Yes, I don’t believe it’s entirely your fault that you are struggling with breastfeeding. (That’s not to say that you can’t breastfeed or don’t have any control over it.) I think most of our public health and private programs that aim to help with breastfeeding forget that we live in a very different situation than ever before in human history when it comes to breastfeeding and childbearing.  So here are the six reasons why it’s not your fault that you are struggling with breastfeeding…

Reason #1: Anatomical issues

Tongue-tie, lip-tie, hypoplastic breasts… these can all cause difficulties with breastfeeding. In these cases, you or your baby were the unfortunate winners of a genetic lottery. However, you can still breastfeed even with these issues. In the case of hypoplastic breasts, you may not be able to give a full milk supply (or maybe you can), but you can partially breastfeed and use a supplementary nursing system to get your baby at the breast when you give supplementary feedings with formula.

With tongue-tie and lip-tie, it’s super important that you have a competent professional who knows how to effectively care for these conditions. Unfortunately, you can’t just walk into the average pediatrician or dentist’s office and get informed advice on tongue-tie and lip-tie, which is why I included an entire detailed section of it in my curriculum.

Please, please, please do your research and learn before you get your baby evaluated or treated for tongue-tie! That way you can do it right instead of getting an ineffective frenotomy that has to be revised later on!!!

Reason #2: Most women around you don’t breastfeed

The first infant formulas were introduced around 150 years ago and breastfeeding rates started dropping. Think about it. For most of human history, the vast majority of women breastfed their babies. Never before in human history have we lived in a time where so many women did not participate in this biological function. If most of the women around you didn’t breastfeed or breastfed only a short time before moving to formula, it’s difficult to establish a baseline of what’s even normal.

Reason #3: Hospitals aren’t always breastfeeding friendly

UNICEF has spear-headed the Baby Friendly Hospital initiative, though some hospitals are still not on board. And even those that are certified as Baby Friendly may not always follow guidelines for encouraging breastfeeding.
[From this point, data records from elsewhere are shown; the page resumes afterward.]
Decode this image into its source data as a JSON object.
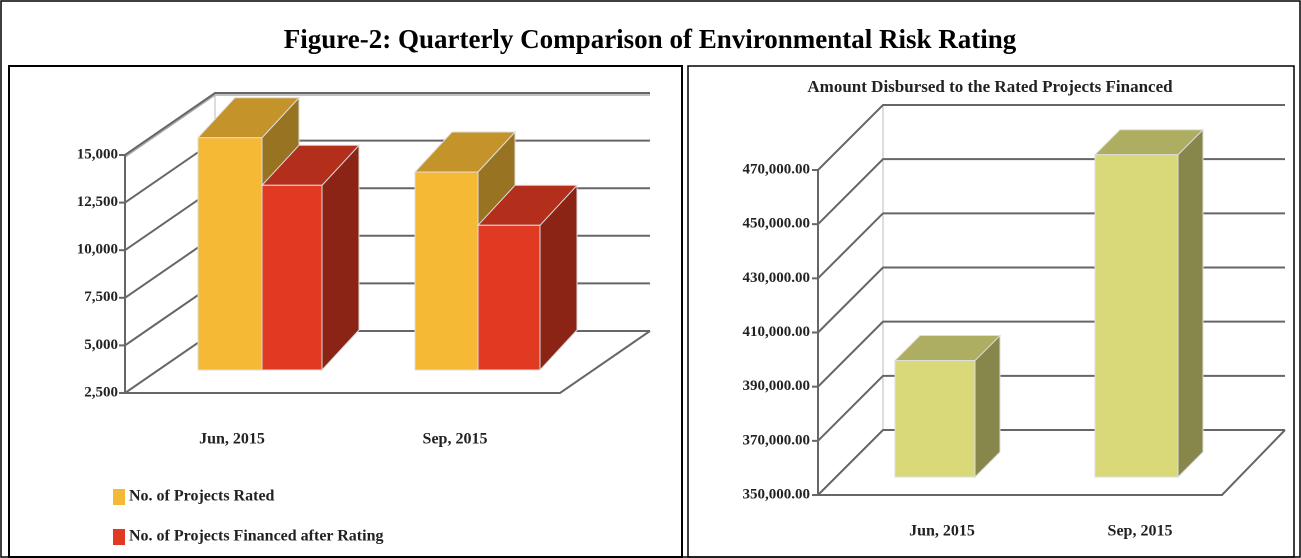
{
  "title": "Figure-2: Quarterly Comparison of Environmental Risk Rating",
  "chart_data": [
    {
      "type": "bar3d",
      "categories": [
        "Jun, 2015",
        "Sep, 2015"
      ],
      "series": [
        {
          "name": "No. of Projects Rated",
          "color": "#f5b935",
          "values": [
            14700,
            12900
          ]
        },
        {
          "name": "No. of Projects Financed after Rating",
          "color": "#e03a22",
          "values": [
            12200,
            10100
          ]
        }
      ],
      "ylim": [
        2500,
        15000
      ],
      "yticks": [
        {
          "value": 2500,
          "label": "2,500"
        },
        {
          "value": 5000,
          "label": "5,000"
        },
        {
          "value": 7500,
          "label": "7,500"
        },
        {
          "value": 10000,
          "label": "10,000"
        },
        {
          "value": 12500,
          "label": "12,500"
        },
        {
          "value": 15000,
          "label": "15,000"
        }
      ],
      "grid": true,
      "legend": "bottom-left"
    },
    {
      "type": "bar3d",
      "title": "Amount Disbursed to the Rated Projects Financed",
      "categories": [
        "Jun, 2015",
        "Sep, 2015"
      ],
      "values": [
        393000,
        469000
      ],
      "color": "#d9d97a",
      "ylim": [
        350000,
        470000
      ],
      "yticks": [
        {
          "value": 350000,
          "label": "350,000.00"
        },
        {
          "value": 370000,
          "label": "370,000.00"
        },
        {
          "value": 390000,
          "label": "390,000.00"
        },
        {
          "value": 410000,
          "label": "410,000.00"
        },
        {
          "value": 430000,
          "label": "430,000.00"
        },
        {
          "value": 450000,
          "label": "450,000.00"
        },
        {
          "value": 470000,
          "label": "470,000.00"
        }
      ],
      "grid": true
    }
  ]
}
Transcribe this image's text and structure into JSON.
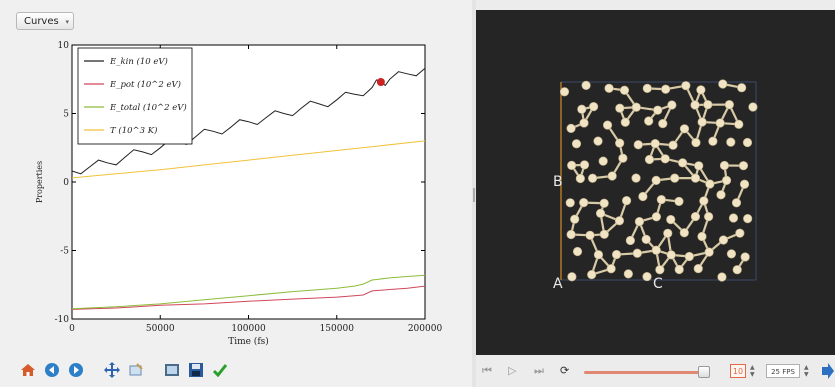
{
  "dropdown": {
    "label": "Curves"
  },
  "chart_data": {
    "type": "line",
    "xlabel": "Time (fs)",
    "ylabel": "Properties",
    "xlim": [
      0,
      200000
    ],
    "ylim": [
      -10,
      10
    ],
    "x_ticks": [
      0,
      50000,
      100000,
      150000,
      200000
    ],
    "x_tick_labels": [
      "0",
      "50000",
      "100000",
      "150000",
      "200000"
    ],
    "y_ticks": [
      -10,
      -5,
      0,
      5,
      10
    ],
    "y_tick_labels": [
      "-10",
      "-5",
      "0",
      "5",
      "10"
    ],
    "legend_placement": "top-left",
    "grid": false,
    "series": [
      {
        "name": "E_kin (10 eV)",
        "color": "#222222",
        "x": [
          0,
          10000,
          20000,
          30000,
          40000,
          50000,
          60000,
          70000,
          80000,
          90000,
          100000,
          110000,
          120000,
          130000,
          140000,
          150000,
          160000,
          170000,
          175000,
          180000,
          190000,
          200000
        ],
        "y": [
          0.8,
          1.1,
          1.4,
          1.8,
          2.2,
          2.5,
          2.9,
          3.3,
          3.7,
          4.0,
          4.4,
          4.7,
          5.0,
          5.4,
          5.7,
          6.0,
          6.4,
          6.9,
          7.3,
          7.5,
          7.9,
          8.3
        ]
      },
      {
        "name": "E_pot (10^2 eV)",
        "color": "#d0485a",
        "x": [
          0,
          25000,
          50000,
          75000,
          100000,
          125000,
          150000,
          160000,
          165000,
          170000,
          180000,
          190000,
          200000
        ],
        "y": [
          -9.3,
          -9.2,
          -9.0,
          -8.9,
          -8.7,
          -8.55,
          -8.4,
          -8.3,
          -8.25,
          -7.95,
          -7.85,
          -7.75,
          -7.6
        ]
      },
      {
        "name": "E_total (10^2 eV)",
        "color": "#8cbc3c",
        "x": [
          0,
          25000,
          50000,
          75000,
          100000,
          125000,
          150000,
          160000,
          165000,
          170000,
          180000,
          190000,
          200000
        ],
        "y": [
          -9.25,
          -9.1,
          -8.9,
          -8.6,
          -8.3,
          -8.0,
          -7.75,
          -7.6,
          -7.45,
          -7.15,
          -7.0,
          -6.9,
          -6.8
        ]
      },
      {
        "name": "T (10^3 K)",
        "color": "#f2c23a",
        "x": [
          0,
          25000,
          50000,
          75000,
          100000,
          125000,
          150000,
          175000,
          200000
        ],
        "y": [
          0.3,
          0.6,
          0.9,
          1.25,
          1.6,
          1.95,
          2.3,
          2.65,
          3.0
        ]
      }
    ],
    "highlight": {
      "x": 175000,
      "y": 7.3,
      "color": "#cc2222"
    }
  },
  "toolbar": {
    "icons": [
      "home-icon",
      "back-icon",
      "forward-icon",
      "pan-icon",
      "zoom-icon",
      "configure-icon",
      "save-icon",
      "apply-icon"
    ]
  },
  "viewer": {
    "axis_labels": [
      "A",
      "B",
      "C"
    ],
    "atom_color": "#f0e4c4",
    "bond_color": "#d8caa6",
    "background": "#252525"
  },
  "player": {
    "frame_value": "10",
    "fps_value": "25 FPS",
    "slider_fraction": 0.95
  }
}
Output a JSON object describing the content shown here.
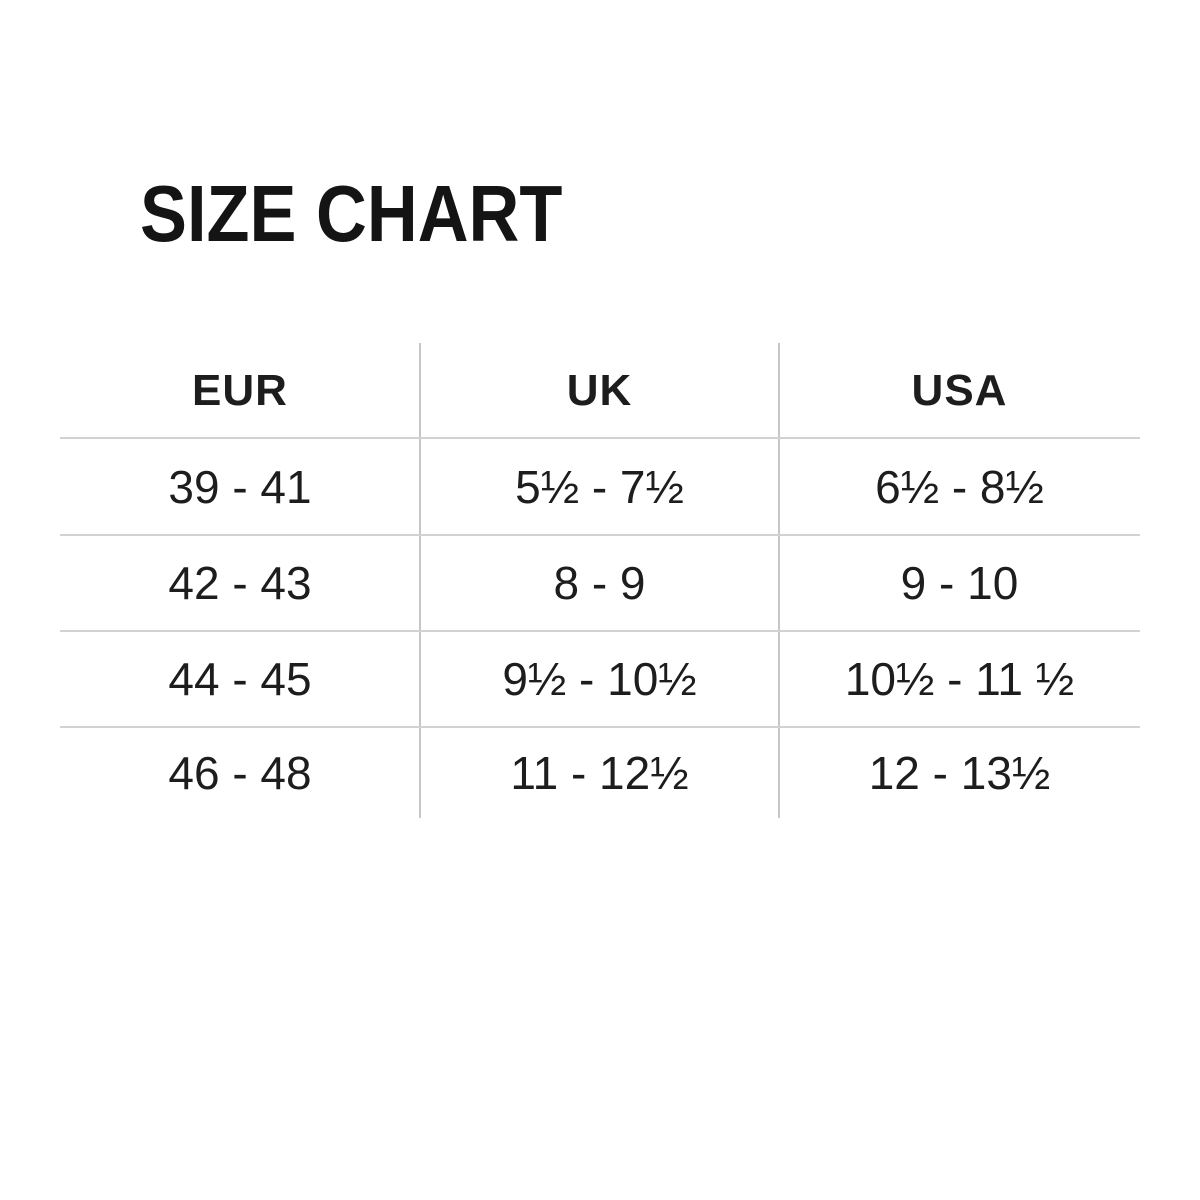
{
  "chart_data": {
    "type": "table",
    "title": "SIZE CHART",
    "columns": [
      "EUR",
      "UK",
      "USA"
    ],
    "rows": [
      [
        "39 - 41",
        "5½ - 7½",
        "6½ - 8½"
      ],
      [
        "42 - 43",
        "8 - 9",
        "9 - 10"
      ],
      [
        "44 - 45",
        "9½ - 10½",
        "10½ - 11 ½"
      ],
      [
        "46 - 48",
        "11 - 12½",
        "12 - 13½"
      ]
    ],
    "layout_hints": {
      "grid": "horizontal rules between rows, vertical rules between columns, no outer border",
      "alignment": "center"
    }
  },
  "colors": {
    "background": "#ffffff",
    "title": "#141414",
    "text": "#1d1d1d",
    "line_horizontal": "#d2d2d2",
    "line_vertical": "#c6c6c6"
  }
}
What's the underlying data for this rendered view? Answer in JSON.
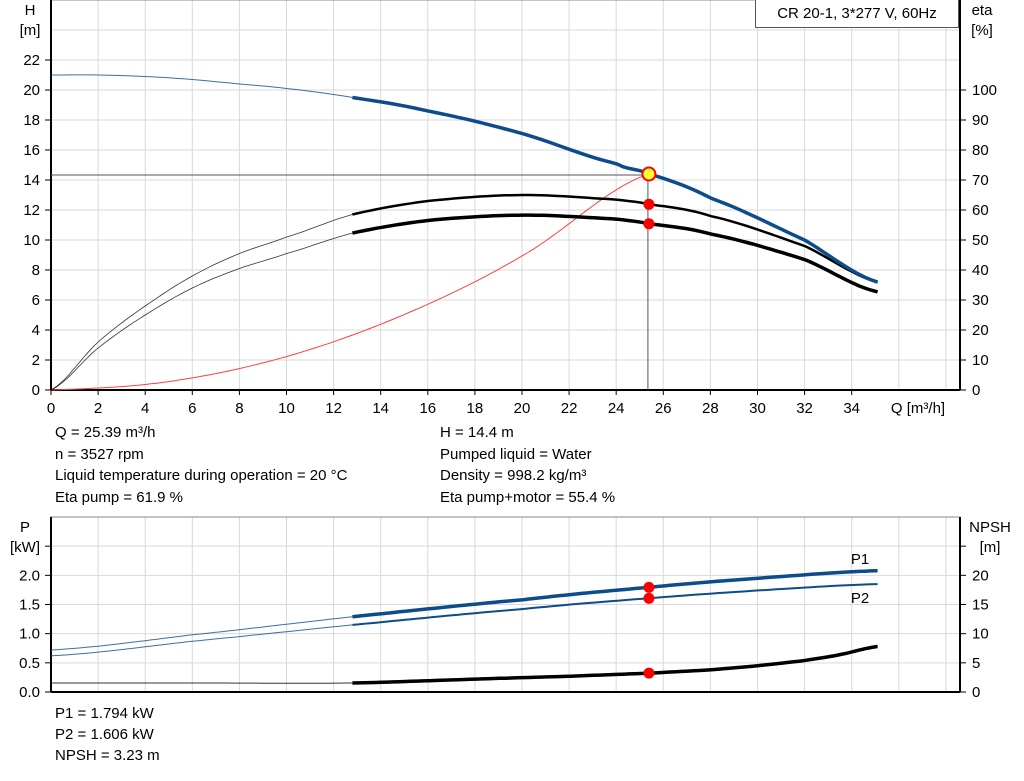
{
  "title": "CR 20-1, 3*277 V, 60Hz",
  "colors": {
    "head": "#0c4c8a",
    "eta": "#000000",
    "system": "#ff4040",
    "power": "#0c4c8a",
    "npsh": "#000000",
    "point": "#ff0000",
    "duty_point_fill": "#ffff33",
    "grid": "#d9d9d9"
  },
  "info_top_left": [
    "Q = 25.39 m³/h",
    "n = 3527 rpm",
    "Liquid temperature during operation = 20 °C",
    "Eta pump = 61.9 %"
  ],
  "info_top_right": [
    "H = 14.4 m",
    "Pumped liquid = Water",
    "Density = 998.2 kg/m³",
    "Eta pump+motor = 55.4 %"
  ],
  "info_bottom": [
    "P1 = 1.794 kW",
    "P2 = 1.606 kW",
    "NPSH = 3.23 m"
  ],
  "chart_data": [
    {
      "type": "line",
      "xlabel": "Q [m³/h]",
      "ylabel": "H\n[m]",
      "y2label": "eta\n[%]",
      "xlim": [
        0,
        38.6
      ],
      "ylim": [
        0,
        26
      ],
      "y2lim": [
        0,
        130
      ],
      "xticks": [
        0,
        2,
        4,
        6,
        8,
        10,
        12,
        14,
        16,
        18,
        20,
        22,
        24,
        26,
        28,
        30,
        32,
        34
      ],
      "yticks": [
        0,
        2,
        4,
        6,
        8,
        10,
        12,
        14,
        16,
        18,
        20,
        22
      ],
      "y2ticks": [
        0,
        10,
        20,
        30,
        40,
        50,
        60,
        70,
        80,
        90,
        100
      ],
      "grid": true,
      "bold_from_q": 12.8,
      "duty_point": {
        "Q": 25.39,
        "H": 14.4,
        "eta_pump": 61.9,
        "eta_pump_motor": 55.4
      },
      "series": [
        {
          "key": "H",
          "axis": "left",
          "x": [
            0,
            2,
            4,
            6,
            8,
            10,
            12.8,
            16,
            20,
            24,
            25.39,
            28,
            32,
            35.1
          ],
          "y": [
            21,
            21,
            20.9,
            20.7,
            20.4,
            20.1,
            19.5,
            18.6,
            17.1,
            15.1,
            14.4,
            12.8,
            10.0,
            7.2
          ]
        },
        {
          "key": "eta_pump",
          "axis": "right",
          "x": [
            0,
            2,
            4,
            6,
            8,
            10,
            12.8,
            16,
            20,
            24,
            25.39,
            28,
            32,
            35.1
          ],
          "y": [
            0,
            16,
            28,
            38,
            45.5,
            51,
            58.5,
            63,
            65,
            63.5,
            61.9,
            58,
            48,
            36
          ]
        },
        {
          "key": "eta_pump_motor",
          "axis": "right",
          "x": [
            0,
            2,
            4,
            6,
            8,
            10,
            12.8,
            16,
            20,
            24,
            25.39,
            28,
            32,
            35.1
          ],
          "y": [
            0,
            14,
            25,
            34,
            40.5,
            45.5,
            52.3,
            56.5,
            58.3,
            57,
            55.4,
            52,
            43.5,
            32.7
          ]
        },
        {
          "key": "system",
          "axis": "left",
          "x": [
            0,
            5,
            10,
            15,
            20,
            25.39
          ],
          "y": [
            0,
            0.56,
            2.23,
            5.03,
            8.94,
            14.4
          ]
        }
      ]
    },
    {
      "type": "line",
      "ylabel": "P\n[kW]",
      "y2label": "NPSH\n[m]",
      "xlim": [
        0,
        38.6
      ],
      "ylim": [
        0,
        3.0
      ],
      "y2lim": [
        0,
        30
      ],
      "yticks": [
        "0.0",
        "0.5",
        "1.0",
        "1.5",
        "2.0",
        ""
      ],
      "y2ticks": [
        "0",
        "5",
        "10",
        "15",
        "20",
        ""
      ],
      "grid": true,
      "bold_from_q": 12.8,
      "duty_point": {
        "Q": 25.39,
        "P1": 1.794,
        "P2": 1.606,
        "NPSH": 3.23
      },
      "series": [
        {
          "name": "P1",
          "axis": "left",
          "x": [
            0,
            6,
            12.8,
            20,
            25.39,
            30,
            35.1
          ],
          "y": [
            0.72,
            0.98,
            1.29,
            1.58,
            1.794,
            1.95,
            2.08
          ]
        },
        {
          "name": "P2",
          "axis": "left",
          "x": [
            0,
            6,
            12.8,
            20,
            25.39,
            30,
            35.1
          ],
          "y": [
            0.62,
            0.87,
            1.15,
            1.42,
            1.606,
            1.74,
            1.85
          ]
        },
        {
          "key": "NPSH",
          "axis": "right",
          "x": [
            0,
            6,
            12.8,
            18,
            22,
            25.39,
            28,
            30,
            32,
            33.5,
            35.1
          ],
          "y": [
            1.55,
            1.55,
            1.55,
            2.2,
            2.7,
            3.23,
            3.8,
            4.5,
            5.4,
            6.4,
            7.8
          ]
        }
      ]
    }
  ]
}
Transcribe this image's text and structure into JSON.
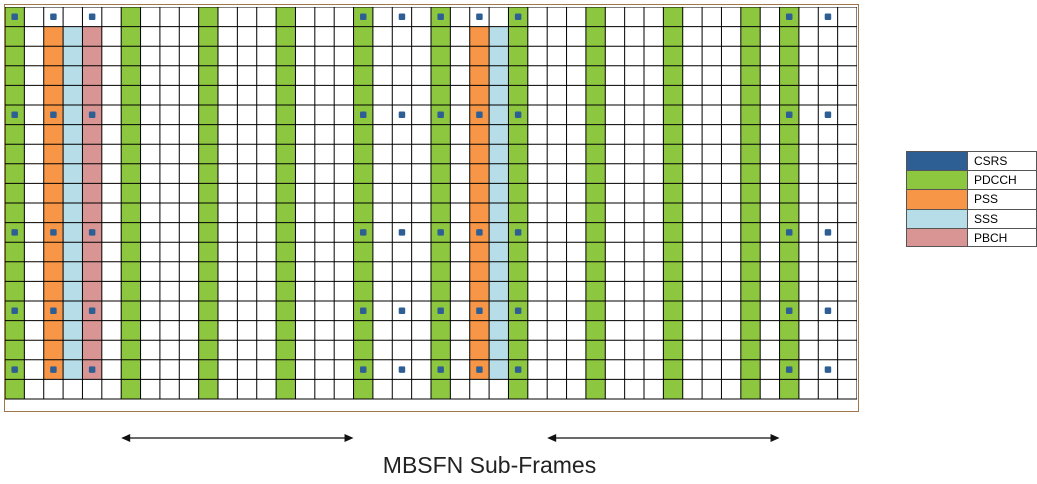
{
  "diagram": {
    "grid": {
      "columns": 44,
      "rows": 20
    },
    "colors": {
      "CSRS": "#2e5f94",
      "PDCCH": "#8dc63f",
      "PSS": "#f79646",
      "SSS": "#b7dde8",
      "PBCH": "#d99594",
      "grid_line": "#000000",
      "frame": "#a0774a",
      "empty": "#ffffff"
    },
    "column_types": {
      "PDCCH": [
        0,
        6,
        10,
        14,
        18,
        22,
        26,
        30,
        34,
        38,
        40
      ],
      "PSS": [
        2,
        24
      ],
      "SSS": [
        3,
        25
      ],
      "PBCH": [
        4
      ]
    },
    "channel_rows": {
      "PSS": [
        1,
        18
      ],
      "SSS": [
        1,
        18
      ],
      "PBCH": [
        1,
        18
      ]
    },
    "csrs": {
      "rows": [
        0,
        5,
        11,
        15,
        18
      ],
      "columns": [
        0,
        2,
        4,
        18,
        20,
        22,
        24,
        26,
        40,
        42
      ]
    },
    "legend": [
      {
        "label": "CSRS",
        "color_key": "CSRS"
      },
      {
        "label": "PDCCH",
        "color_key": "PDCCH"
      },
      {
        "label": "PSS",
        "color_key": "PSS"
      },
      {
        "label": "SSS",
        "color_key": "SSS"
      },
      {
        "label": "PBCH",
        "color_key": "PBCH"
      }
    ],
    "caption": "MBSFN Sub-Frames",
    "mbsfn_spans": [
      {
        "from_column": 6,
        "to_column": 18
      },
      {
        "from_column": 28,
        "to_column": 40
      }
    ]
  }
}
Also, gentle/natural/family-centered cesareans that allow the mother skin-to-skin contact with her baby are still pretty rare here in the US. (Though they totally rock for moms and babies who need them!!!) And of course there is the elephant in the room that most births do not require cesarean delivery thought 1/3 of all births in the US are c-sections. C-sections can make it more difficult to breastfeed- though not impossible. (I have known plenty of c-section moms who have breastfed successfully.)

Reason #4: The medical and health professions haven’t caught up

It wasn’t about the late 1970’s that scientific research started coming out with all theformula ad 1950 benefits of breastfeeding over formula feeding. So it wasn’t that long ago that doctors were recommending formula. By that time, breastfeeding had become more or less a dying art.

On top of that, the climate of maternity and neonatal care has changed dramatically since that time. We have more mothers delivering by c-section. We also have more premies and babies with birth defects in the NICU who would not have survived before because technology or medical practice was not in place to preserve their lives. A micro-premie may not have survived 40 years ago and a baby with spina bifida may have been denied care, but we now have better care for premature babies and medical ethics now dictates that babies with spina bifida receive care. So we have a whole lot of special cases with a more limited base of knowledge among medical and lactation professionals.

Reason #5: No one told you that some kind of complication would come up.

Did you go through pregnancy thinking that breastfeeding is normal and therefore easy and then get blindsided by some complication you could not have anticipated in your wildest dreams? Welcome to the club. When I was pregnant with my oldest, I was going to be the perfect breastfeeding mom. I read up on all those breastfeeding positions, determined that I was going to get it right. Then I ended up having a baby who needed back surgery at 36 hours old and all those breastfeeding positions went out the window. during my observation, I heard one mother remark, “It’s like they don’t want to tell us something could go wrong because they’re afraid we might not breastfeed.”

Reason #6: Breastfeeding has been presented to you as an all-or-nothing endeavor.

If you have hypoplastic breasts or had certain types of breast surgery, exclusive breastfeeding may not be in the cards for you. Biologically speaking, there are some cases where it won’t work out. But any degree of breastfeeding is still beneficial for both moms and babies. This isn’t a zero-sum game. Breastfeeding may be different for you than your neighbor, friend, sister or cousin, but you and your baby can still get many of the benefits!